The tender and supportive and intellectual Philip Wakem is the lover most championed by critics and readers, with Stephen Guest reduced to, “in simple biological terms […] a better mate” (Haight, in Fraiman, 2003, p. 32). But whatever Philip's kindliness, patience and indulgence – which Tom, naturally, proscribes, on the grounds of Philip's patrimony – it is Stephen who catalyses the primary existential challenge in Maggie's life. And whatever we think about her decision to return rather than marry her ardent and attractive lover, her thought processes are sophisticated, and we inevitably sympathise with her courage, and integrity, even if we regard her reasoning as fundamentally fractured by an overweening sense of self-negating duty. These things are fundamental to Maggie's identity, which, unlike the self-creating identity foregrounded by the Bildungsroman, is intimately connected and responsive to those around her. Maggie is a product of her relationships, and ultimately she cannot bring herself to sacrifice her perceived responsibilities to those relationships, even to those she expects to lose as a result of her transgressive episode with Stephen Guest.
Confronted finally with the stark reality of choosing between her own happiness and her faithfulness to the trust of others, Maggie has to choose the latter: “ 'We can only choose whether we will indulge ourselves in the present moment, or whether we will renounce that […] for the sake of being true to all the motives that sanctify our lives. [...] this belief […] has slipped away from me again and again; but [...] if I let it go forever, I should have no light through the darkness of this life' ” (p. 442).

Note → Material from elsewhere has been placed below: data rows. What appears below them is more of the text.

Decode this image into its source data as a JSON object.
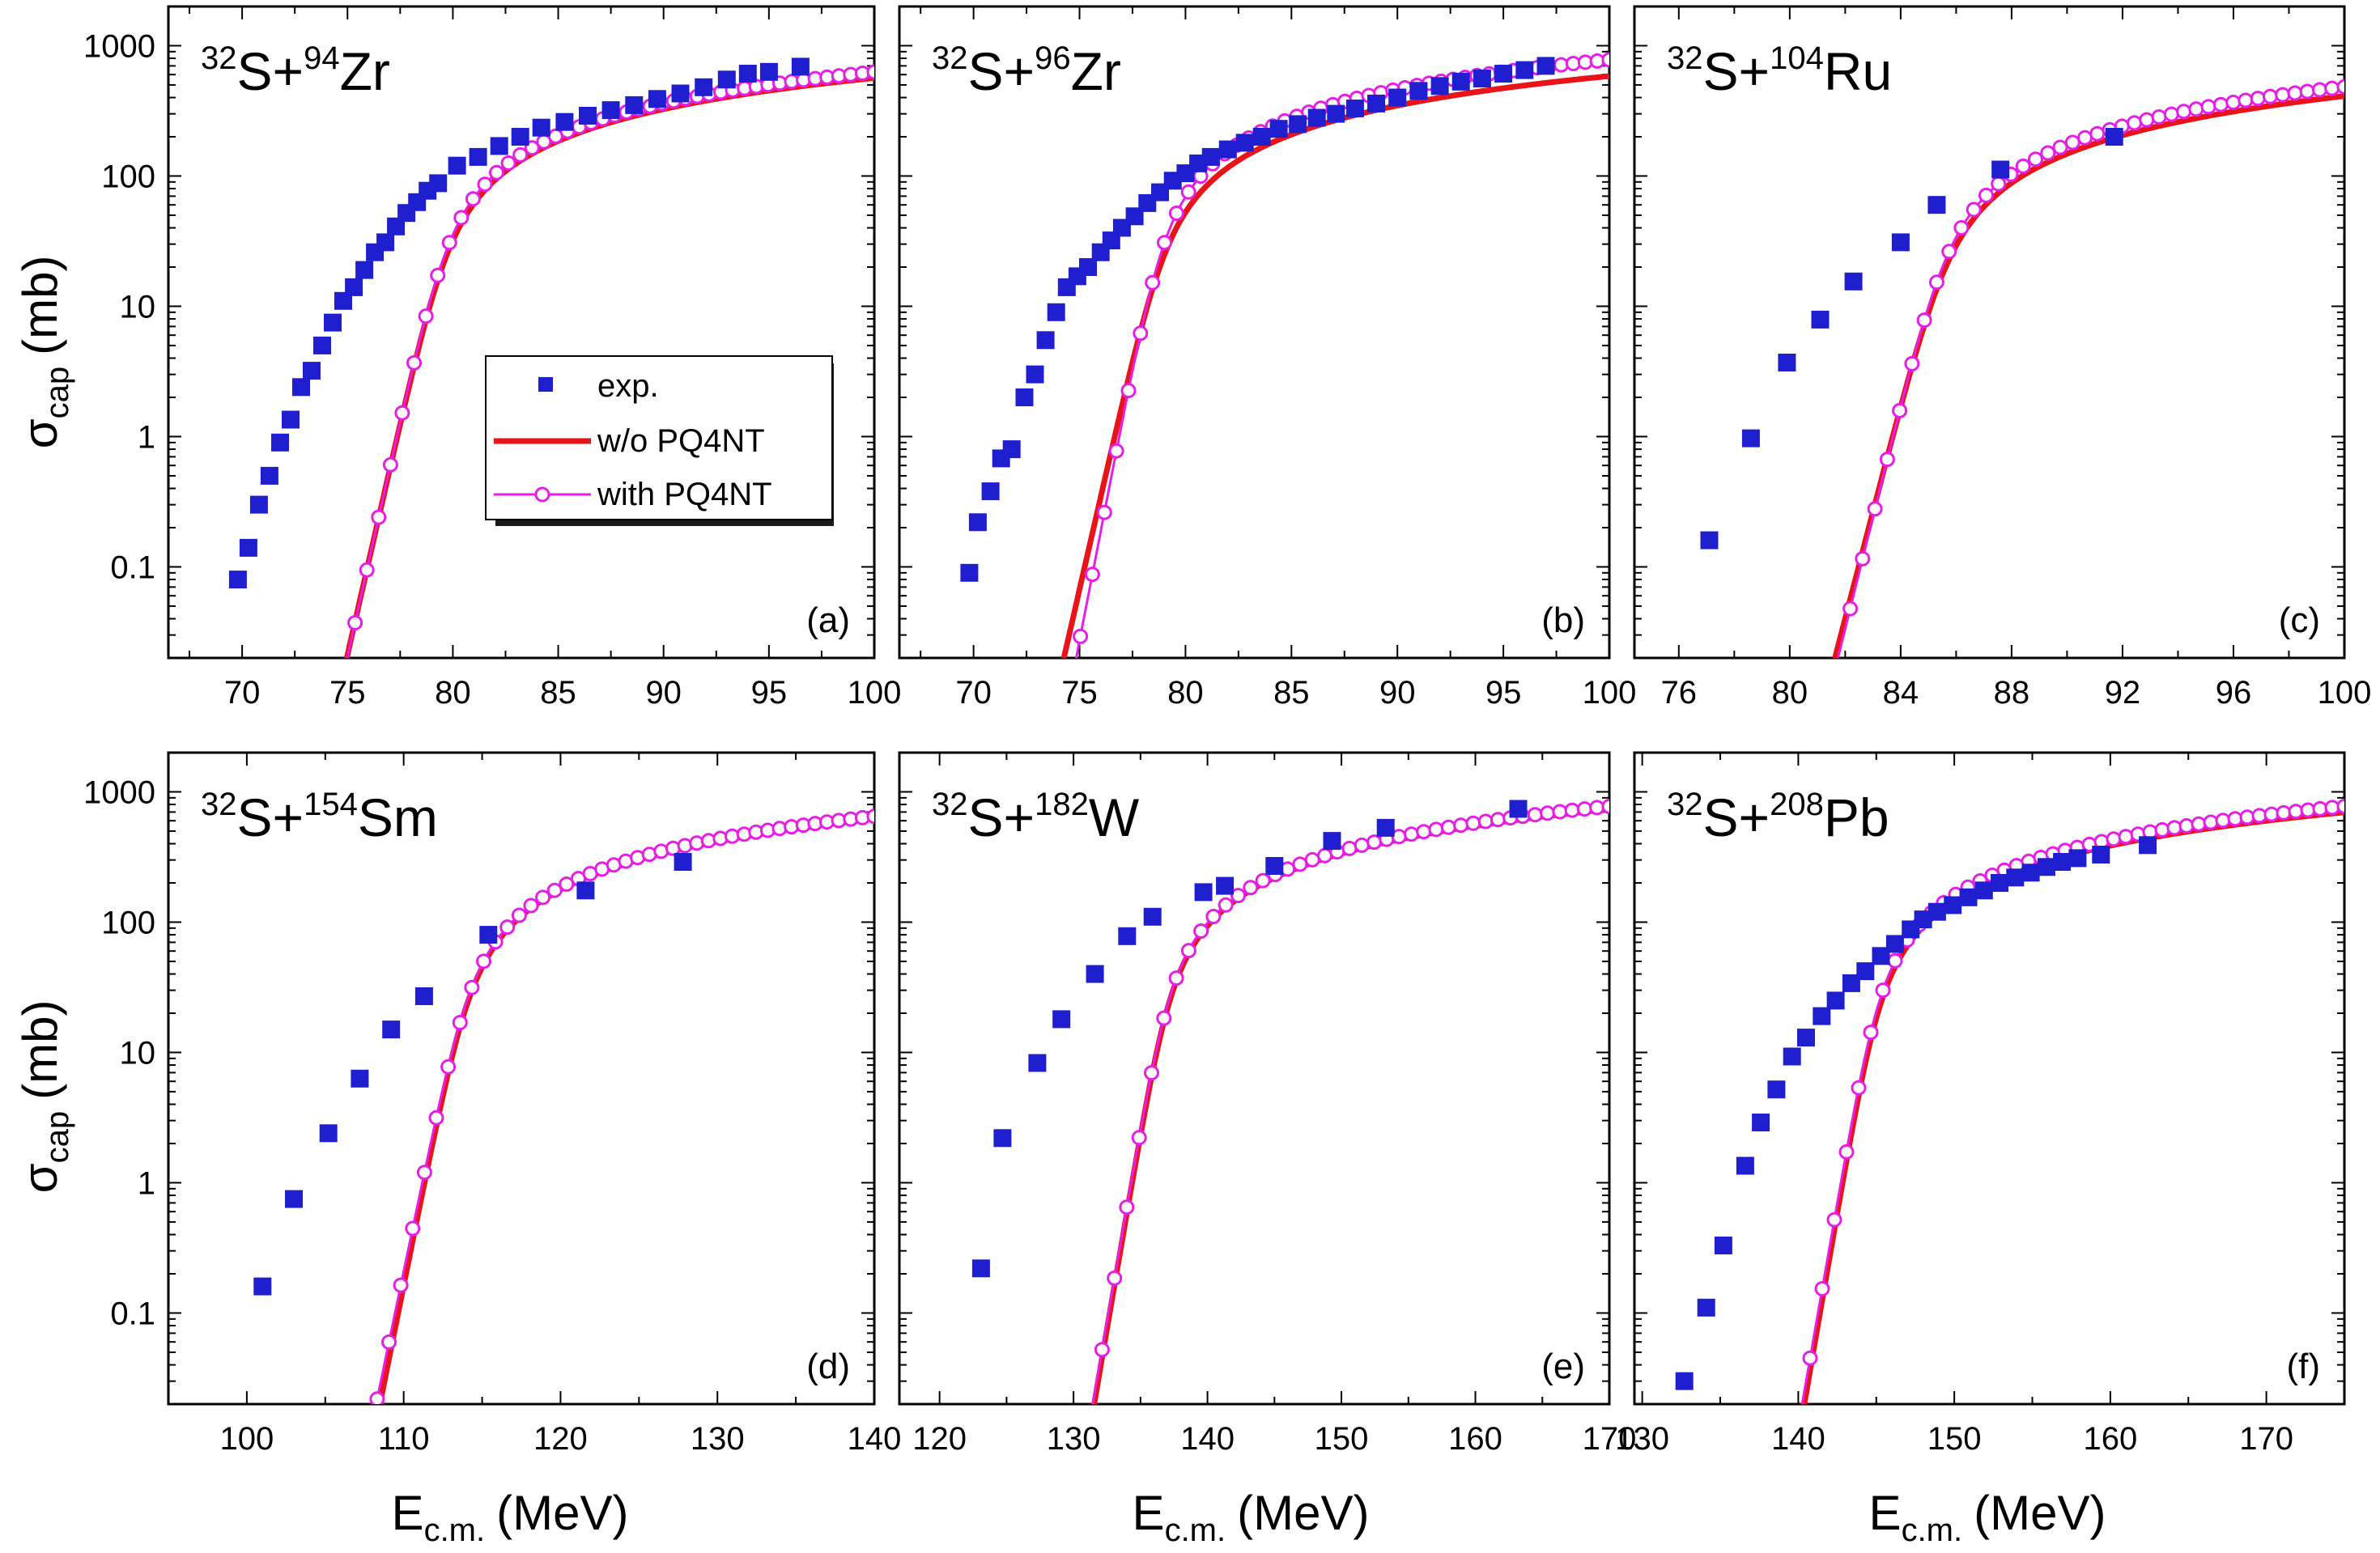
{
  "figure": {
    "ylabel_main": "σ",
    "ylabel_sub": "cap",
    "ylabel_unit": "(mb)",
    "xlabel_main": "E",
    "xlabel_sub": "c.m.",
    "xlabel_unit": "(MeV)"
  },
  "legend": {
    "exp": "exp.",
    "wo": "w/o  PQ4NT",
    "with": "with PQ4NT"
  },
  "colors": {
    "exp": "#1f1fcf",
    "wo": "#e8141a",
    "with": "#e61ee6"
  },
  "chart_data": [
    {
      "type": "scatter",
      "letter": "(a)",
      "projectile": "32",
      "proj_sym": "S+",
      "target_mass": "94",
      "target_sym": "Zr",
      "xlim": [
        66.5,
        100
      ],
      "ylim": [
        0.02,
        2000
      ],
      "xticks": [
        70,
        75,
        80,
        85,
        90,
        95,
        100
      ],
      "yticks": [
        0.1,
        1,
        10,
        100,
        1000
      ],
      "ytick_labels": [
        "0.1",
        "1",
        "10",
        "100",
        "1000"
      ],
      "exp": [
        [
          69.8,
          0.08
        ],
        [
          70.3,
          0.14
        ],
        [
          70.8,
          0.3
        ],
        [
          71.3,
          0.5
        ],
        [
          71.8,
          0.9
        ],
        [
          72.3,
          1.35
        ],
        [
          72.8,
          2.4
        ],
        [
          73.3,
          3.2
        ],
        [
          73.8,
          5
        ],
        [
          74.3,
          7.5
        ],
        [
          74.8,
          11
        ],
        [
          75.3,
          14
        ],
        [
          75.8,
          19
        ],
        [
          76.3,
          26
        ],
        [
          76.8,
          31
        ],
        [
          77.3,
          41
        ],
        [
          77.8,
          52
        ],
        [
          78.3,
          63
        ],
        [
          78.8,
          77
        ],
        [
          79.3,
          88
        ],
        [
          80.2,
          120
        ],
        [
          81.2,
          140
        ],
        [
          82.2,
          170
        ],
        [
          83.2,
          200
        ],
        [
          84.2,
          235
        ],
        [
          85.3,
          260
        ],
        [
          86.4,
          290
        ],
        [
          87.5,
          320
        ],
        [
          88.6,
          350
        ],
        [
          89.7,
          390
        ],
        [
          90.8,
          430
        ],
        [
          91.9,
          480
        ],
        [
          93,
          550
        ],
        [
          94,
          610
        ],
        [
          95,
          630
        ],
        [
          96.5,
          690
        ]
      ],
      "wo_params": {
        "B": 79.2,
        "R": 9.3,
        "hw": 3.8,
        "s": 1.0
      },
      "with_params": {
        "B": 79.2,
        "R": 9.3,
        "hw": 4.15,
        "s": 0.9
      },
      "with_range": [
        69.2,
        100
      ]
    },
    {
      "type": "scatter",
      "letter": "(b)",
      "projectile": "32",
      "proj_sym": "S+",
      "target_mass": "96",
      "target_sym": "Zr",
      "xlim": [
        66.5,
        100
      ],
      "ylim": [
        0.02,
        2000
      ],
      "xticks": [
        70,
        75,
        80,
        85,
        90,
        95,
        100
      ],
      "yticks": [
        0.1,
        1,
        10,
        100,
        1000
      ],
      "ytick_labels": [
        "0.1",
        "1",
        "10",
        "100",
        "1000"
      ],
      "exp": [
        [
          69.8,
          0.09
        ],
        [
          70.2,
          0.22
        ],
        [
          70.8,
          0.38
        ],
        [
          71.3,
          0.68
        ],
        [
          71.8,
          0.8
        ],
        [
          72.4,
          2
        ],
        [
          72.9,
          3
        ],
        [
          73.4,
          5.5
        ],
        [
          73.9,
          9
        ],
        [
          74.4,
          14
        ],
        [
          74.9,
          17
        ],
        [
          75.4,
          20
        ],
        [
          76,
          26
        ],
        [
          76.5,
          32
        ],
        [
          77,
          40
        ],
        [
          77.6,
          49
        ],
        [
          78.2,
          62
        ],
        [
          78.8,
          75
        ],
        [
          79.4,
          92
        ],
        [
          80,
          105
        ],
        [
          80.6,
          125
        ],
        [
          81.2,
          140
        ],
        [
          82,
          160
        ],
        [
          82.8,
          180
        ],
        [
          83.6,
          200
        ],
        [
          84.4,
          230
        ],
        [
          85.3,
          250
        ],
        [
          86.2,
          280
        ],
        [
          87.1,
          300
        ],
        [
          88,
          330
        ],
        [
          89,
          360
        ],
        [
          90,
          400
        ],
        [
          91,
          450
        ],
        [
          92,
          490
        ],
        [
          93,
          530
        ],
        [
          94,
          560
        ],
        [
          95,
          610
        ],
        [
          96,
          650
        ],
        [
          97,
          700
        ]
      ],
      "wo_params": {
        "B": 78.5,
        "R": 9.3,
        "hw": 3.8,
        "s": 1.0
      },
      "with_params": {
        "B": 78.5,
        "R": 9.3,
        "hw": 4.3,
        "s": 0.75
      },
      "with_range": [
        68.8,
        100
      ]
    },
    {
      "type": "scatter",
      "letter": "(c)",
      "projectile": "32",
      "proj_sym": "S+",
      "target_mass": "104",
      "target_sym": "Ru",
      "xlim": [
        74.4,
        100
      ],
      "ylim": [
        0.02,
        2000
      ],
      "xticks": [
        76,
        80,
        84,
        88,
        92,
        96,
        100
      ],
      "yticks": [
        0.1,
        1,
        10,
        100,
        1000
      ],
      "ytick_labels": [
        "0.1",
        "1",
        "10",
        "100",
        "1000"
      ],
      "exp": [
        [
          77.1,
          0.16
        ],
        [
          78.6,
          0.97
        ],
        [
          79.9,
          3.7
        ],
        [
          81.1,
          7.9
        ],
        [
          82.3,
          15.5
        ],
        [
          84,
          31
        ],
        [
          85.3,
          60
        ],
        [
          87.6,
          112
        ],
        [
          91.7,
          200
        ]
      ],
      "wo_params": {
        "B": 85.2,
        "R": 9.4,
        "hw": 3.3,
        "s": 1.0
      },
      "with_params": {
        "B": 85.2,
        "R": 9.4,
        "hw": 3.7,
        "s": 0.85
      },
      "with_range": [
        75.5,
        100
      ]
    },
    {
      "type": "scatter",
      "letter": "(d)",
      "projectile": "32",
      "proj_sym": "S+",
      "target_mass": "154",
      "target_sym": "Sm",
      "xlim": [
        95,
        140
      ],
      "ylim": [
        0.02,
        2000
      ],
      "xticks": [
        100,
        110,
        120,
        130,
        140
      ],
      "yticks": [
        0.1,
        1,
        10,
        100,
        1000
      ],
      "ytick_labels": [
        "0.1",
        "1",
        "10",
        "100",
        "1000"
      ],
      "exp": [
        [
          101,
          0.16
        ],
        [
          103,
          0.75
        ],
        [
          105.2,
          2.4
        ],
        [
          107.2,
          6.3
        ],
        [
          109.2,
          15
        ],
        [
          111.3,
          27
        ],
        [
          115.4,
          80
        ],
        [
          121.6,
          175
        ],
        [
          127.8,
          290
        ]
      ],
      "wo_params": {
        "B": 113.5,
        "R": 10.7,
        "hw": 4.1,
        "s": 1.1
      },
      "with_params": {
        "B": 113.5,
        "R": 10.7,
        "hw": 4.45,
        "s": 1.05
      },
      "with_range": [
        98.5,
        140
      ]
    },
    {
      "type": "scatter",
      "letter": "(e)",
      "projectile": "32",
      "proj_sym": "S+",
      "target_mass": "182",
      "target_sym": "W",
      "xlim": [
        117,
        170
      ],
      "ylim": [
        0.02,
        2000
      ],
      "xticks": [
        120,
        130,
        140,
        150,
        160,
        170
      ],
      "yticks": [
        0.1,
        1,
        10,
        100,
        1000
      ],
      "ytick_labels": [
        "0.1",
        "1",
        "10",
        "100",
        "1000"
      ],
      "exp": [
        [
          123.1,
          0.22
        ],
        [
          124.7,
          2.2
        ],
        [
          127.3,
          8.3
        ],
        [
          129.1,
          18
        ],
        [
          131.6,
          40
        ],
        [
          134,
          78
        ],
        [
          135.9,
          110
        ],
        [
          139.7,
          170
        ],
        [
          141.3,
          190
        ],
        [
          145,
          270
        ],
        [
          149.3,
          420
        ],
        [
          153.3,
          530
        ],
        [
          163.2,
          740
        ]
      ],
      "wo_params": {
        "B": 136.5,
        "R": 10.9,
        "hw": 4.5,
        "s": 1.0
      },
      "with_params": {
        "B": 136.5,
        "R": 10.9,
        "hw": 4.8,
        "s": 0.95
      },
      "with_range": [
        119.2,
        170
      ]
    },
    {
      "type": "scatter",
      "letter": "(f)",
      "projectile": "32",
      "proj_sym": "S+",
      "target_mass": "208",
      "target_sym": "Pb",
      "xlim": [
        129.5,
        175
      ],
      "ylim": [
        0.02,
        2000
      ],
      "xticks": [
        130,
        140,
        150,
        160,
        170
      ],
      "yticks": [
        0.1,
        1,
        10,
        100,
        1000
      ],
      "ytick_labels": [
        "0.1",
        "1",
        "10",
        "100",
        "1000"
      ],
      "exp": [
        [
          132.7,
          0.03
        ],
        [
          134.1,
          0.11
        ],
        [
          135.2,
          0.33
        ],
        [
          136.6,
          1.35
        ],
        [
          137.6,
          2.9
        ],
        [
          138.6,
          5.2
        ],
        [
          139.6,
          9.3
        ],
        [
          140.5,
          13
        ],
        [
          141.5,
          19
        ],
        [
          142.4,
          25
        ],
        [
          143.4,
          34
        ],
        [
          144.3,
          42
        ],
        [
          145.3,
          55
        ],
        [
          146.2,
          68
        ],
        [
          147.2,
          88
        ],
        [
          148,
          105
        ],
        [
          148.9,
          120
        ],
        [
          149.9,
          135
        ],
        [
          150.9,
          155
        ],
        [
          151.9,
          175
        ],
        [
          152.9,
          200
        ],
        [
          153.9,
          220
        ],
        [
          154.9,
          240
        ],
        [
          155.9,
          265
        ],
        [
          156.9,
          290
        ],
        [
          157.9,
          310
        ],
        [
          159.4,
          330
        ],
        [
          162.4,
          390
        ]
      ],
      "wo_params": {
        "B": 144.6,
        "R": 11.3,
        "hw": 3.9,
        "s": 1.0
      },
      "with_params": {
        "B": 144.6,
        "R": 11.3,
        "hw": 4.4,
        "s": 0.9
      },
      "with_range": [
        132.2,
        175
      ]
    }
  ]
}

And here we have a key to Maggie's dealings with others throughout: it has been the existential struggle to locate herself between two poles, and – knowing finally that the balance will always elude her, and that she cannot live with choosing her own happiness – she must choose the side of renunciation or no longer be true to herself. The question remains: why could she not choose Philip Wakem – who perhaps understood and loved her better than anyone – and rescue herself? And the answer, no doubt including all of the answers about passion and simple animal attraction, may well be found in this inability to find balance, to position herself on her own spectrum, and perhaps this outcome is already immanent in Maggie from her story's inception.